Lidija Vrhovac: Structural characterization of Deinococcus radiodurans phytochrome in solution
- Date: 27 May 2024, 08:00
- Location: A1:111a, BMC, Husargatan 3, Uppsala
- Type: Thesis defence
- Thesis author: Lidija Vrhovac
- External reviewer: Magnus Wolf-Watz
- Supervisor: Sebastian Westenhoff
- Research subject: Biochemistry
- DiVA
Abstract
Phytochromes are red/far-red photoreceptors which control a wide spectrum of biological processes in plants, fungi, and bacteria. Although phytochromes have been extensively studied, their mechanism of action still remains elusive. The signaling mechanism suggested by crystal structures involves refolding of the so-called PHY tongue. However, currently, the involvement of the other two prominent structural elements, the so-called helical spine and a knot in the peptide chain, remains unclear.
Here, the first backbone assignment of the photosensory module of D. radiodurans phytochrome is presented. To achieve a higher degree of the backbone assignment and thus gain further knowledge on the conformational changes in the chromophore binding domain, an efficient method for refolding of the CBDPHY phytochrome fragment was developed. While further NMR measurements on the refolded phytochrome are needed, preliminary results already show the value of the extended backbone assignment for the future structural studies. Previously unreported changes in the knot region of the photosensory module of D. radiodurans phytochrome were captured by solution NMR. All NMR observables suggest photoinduced structural changes in the aforementioned region, implying that the signal is carried from the chromophore to the helical spine, and through it, to the PHY domain and the output module. Furthermore, a study of the region near the bottom of the helical spine has been conducted. Using several sets of the residual dipolar coupling (RDC) measurements, together with the molecular dynamics (MD) simulations, we gained a better understanding of the network of interactions spanning from the chromophore to the dimer contact surface.

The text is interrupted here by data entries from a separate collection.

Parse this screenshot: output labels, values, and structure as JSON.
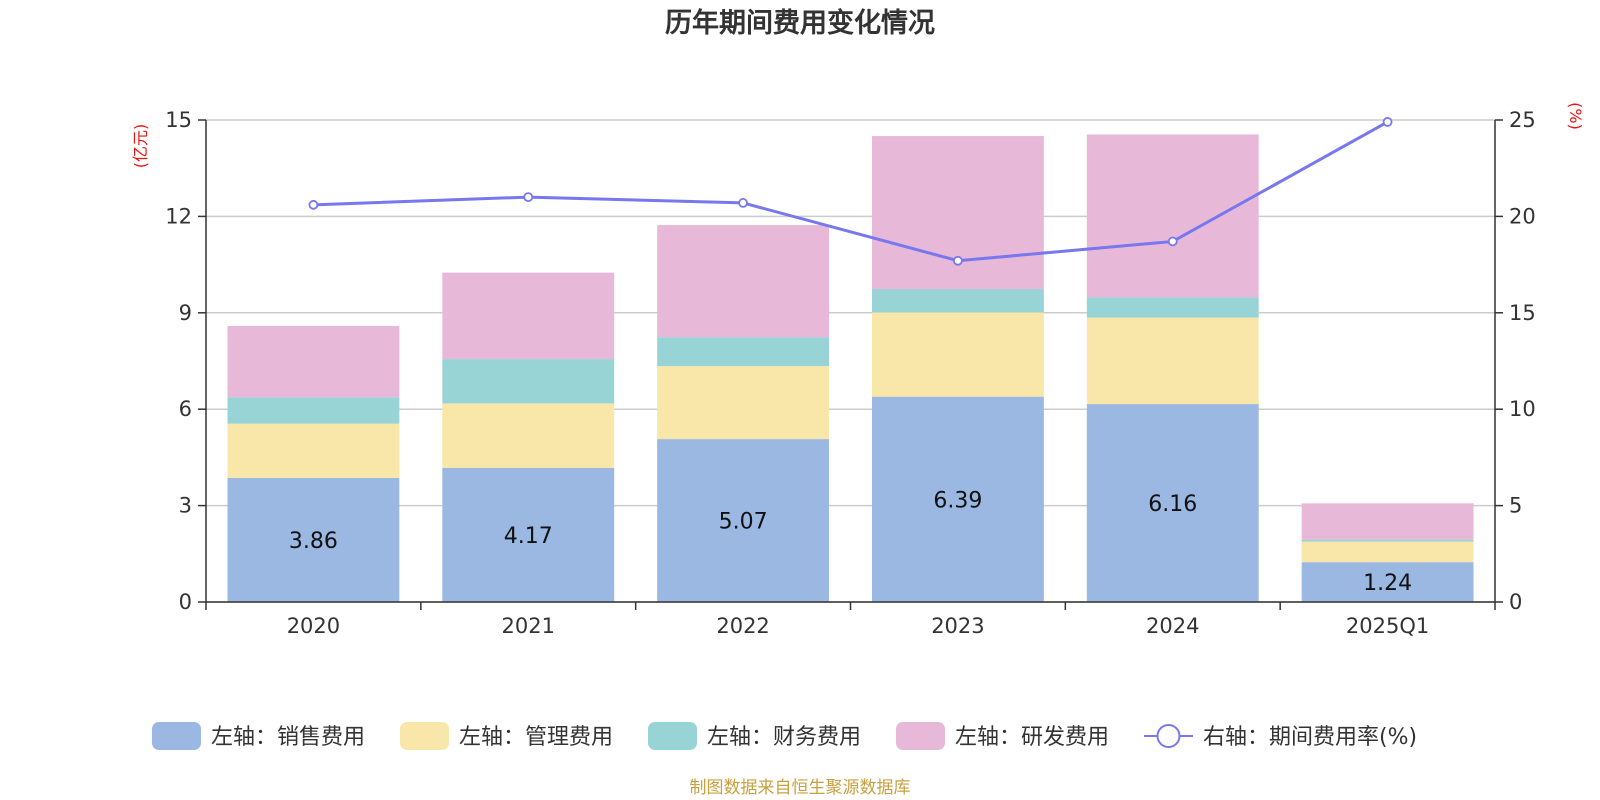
{
  "chart_data": {
    "type": "bar",
    "stacked": true,
    "title": "历年期间费用变化情况",
    "categories": [
      "2020",
      "2021",
      "2022",
      "2023",
      "2024",
      "2025Q1"
    ],
    "y_left": {
      "unit": "(亿元)",
      "ylim": [
        0,
        15
      ],
      "ticks": [
        "0",
        "3",
        "6",
        "9",
        "12",
        "15"
      ]
    },
    "y_right": {
      "unit": "(%)",
      "ylim": [
        0,
        25
      ],
      "ticks": [
        "0",
        "5",
        "10",
        "15",
        "20",
        "25"
      ]
    },
    "grid": true,
    "legend_position": "bottom",
    "series": [
      {
        "name": "左轴：销售费用",
        "axis": "left",
        "type": "bar",
        "color": "#9bb8e2",
        "values": [
          3.86,
          4.17,
          5.07,
          6.39,
          6.16,
          1.24
        ],
        "labels": [
          "3.86",
          "4.17",
          "5.07",
          "6.39",
          "6.16",
          "1.24"
        ]
      },
      {
        "name": "左轴：管理费用",
        "axis": "left",
        "type": "bar",
        "color": "#f8e7a8",
        "values": [
          1.69,
          2.01,
          2.27,
          2.62,
          2.69,
          0.64
        ]
      },
      {
        "name": "左轴：财务费用",
        "axis": "left",
        "type": "bar",
        "color": "#98d4d6",
        "values": [
          0.82,
          1.38,
          0.9,
          0.73,
          0.63,
          0.06
        ]
      },
      {
        "name": "左轴：研发费用",
        "axis": "left",
        "type": "bar",
        "color": "#e8b8d8",
        "values": [
          2.22,
          2.69,
          3.49,
          4.76,
          5.07,
          1.13
        ]
      },
      {
        "name": "右轴：期间费用率(%)",
        "axis": "right",
        "type": "line",
        "color": "#7777ee",
        "values": [
          20.6,
          21.0,
          20.7,
          17.7,
          18.7,
          24.9
        ]
      }
    ]
  },
  "source": "制图数据来自恒生聚源数据库"
}
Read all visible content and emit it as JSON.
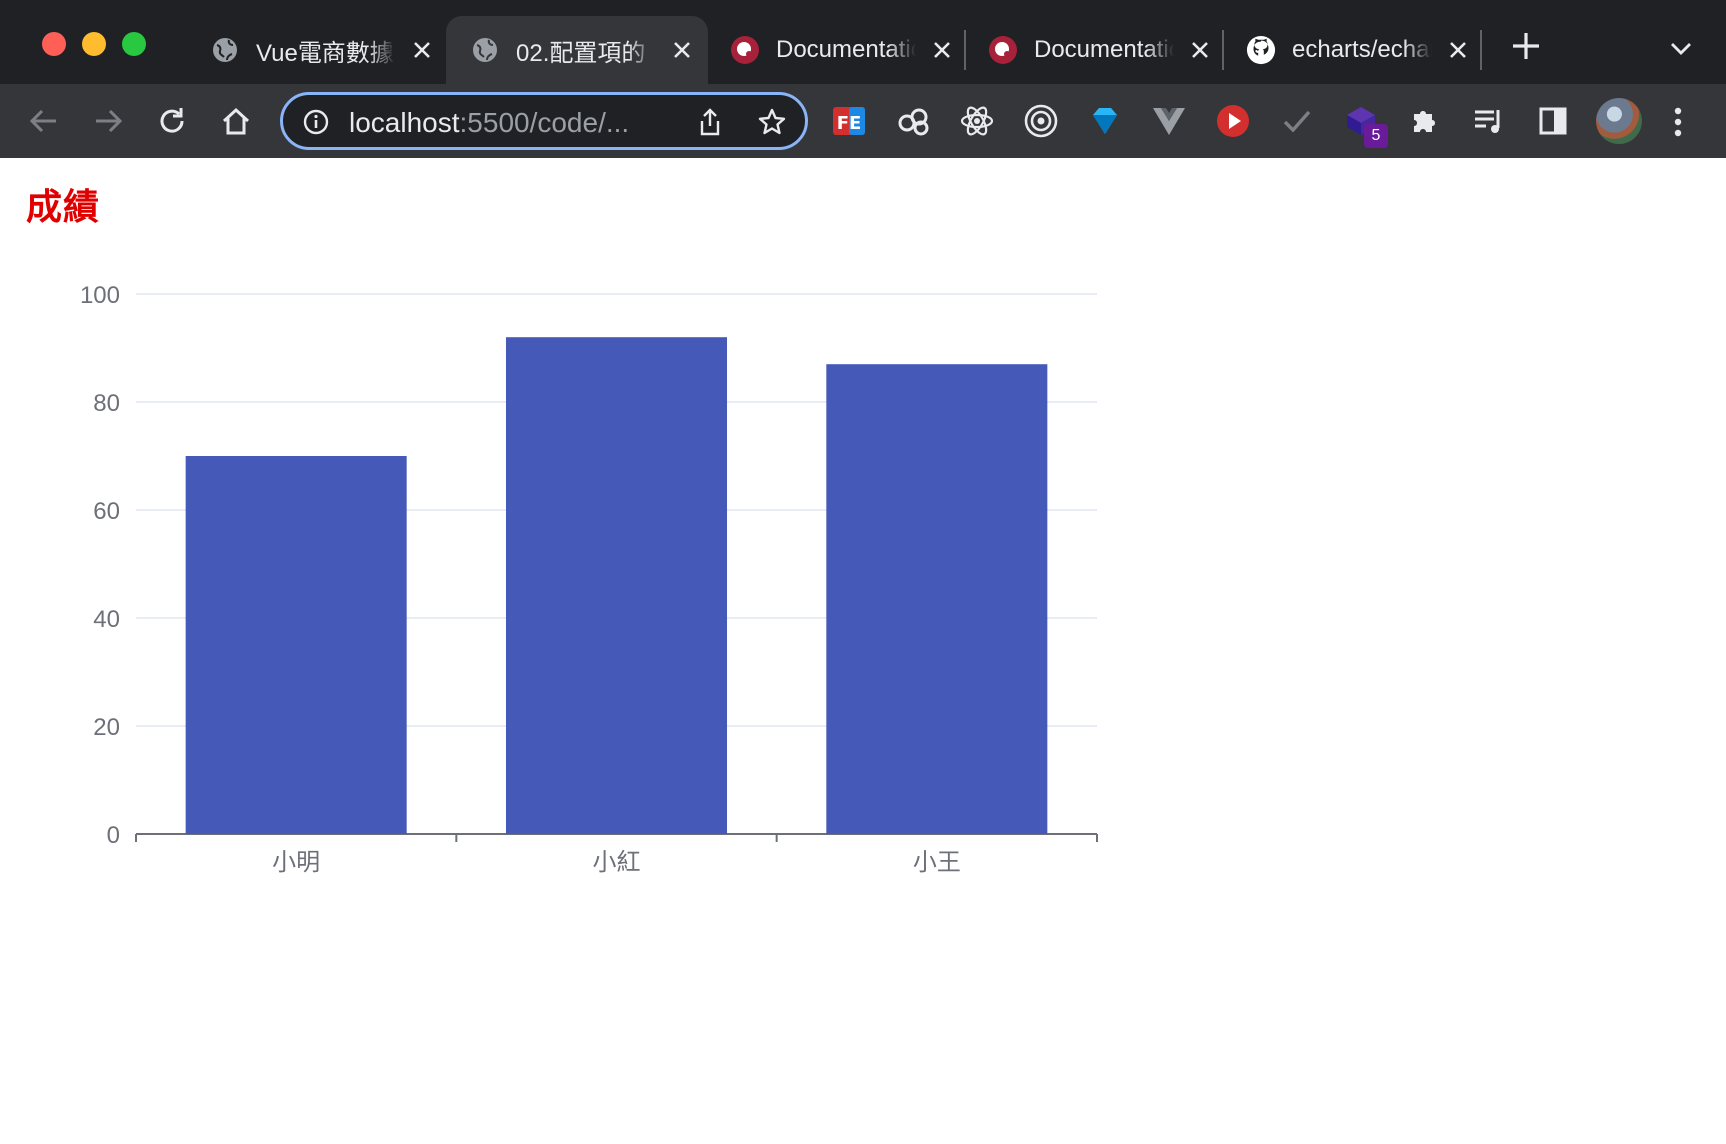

Additionally, a procedure for structural analysis of nanoscale particles at XFELs using angular crosscorrelations is outlined here. This approach was applied to the scattering data of ideal icosahedral particles, a phytochrome and the human pre-ribosomal (pre-40S) particle. Condor was used to predict X-ray scattering amplitudes of these particles for customized experimental designs. Angular correlations can be accurately extracted from multiple-particle fluctuation X-ray scattering experiments. We concluded that angular cross-correlation functions (CCFs) preserve a substantial amount of structural information which enables the observation of structural features of particles at the nanometer scale. Consequently, correlation maps could be useful to follow fast dynamical changes in the structure, for instance, as a response to external stimuli.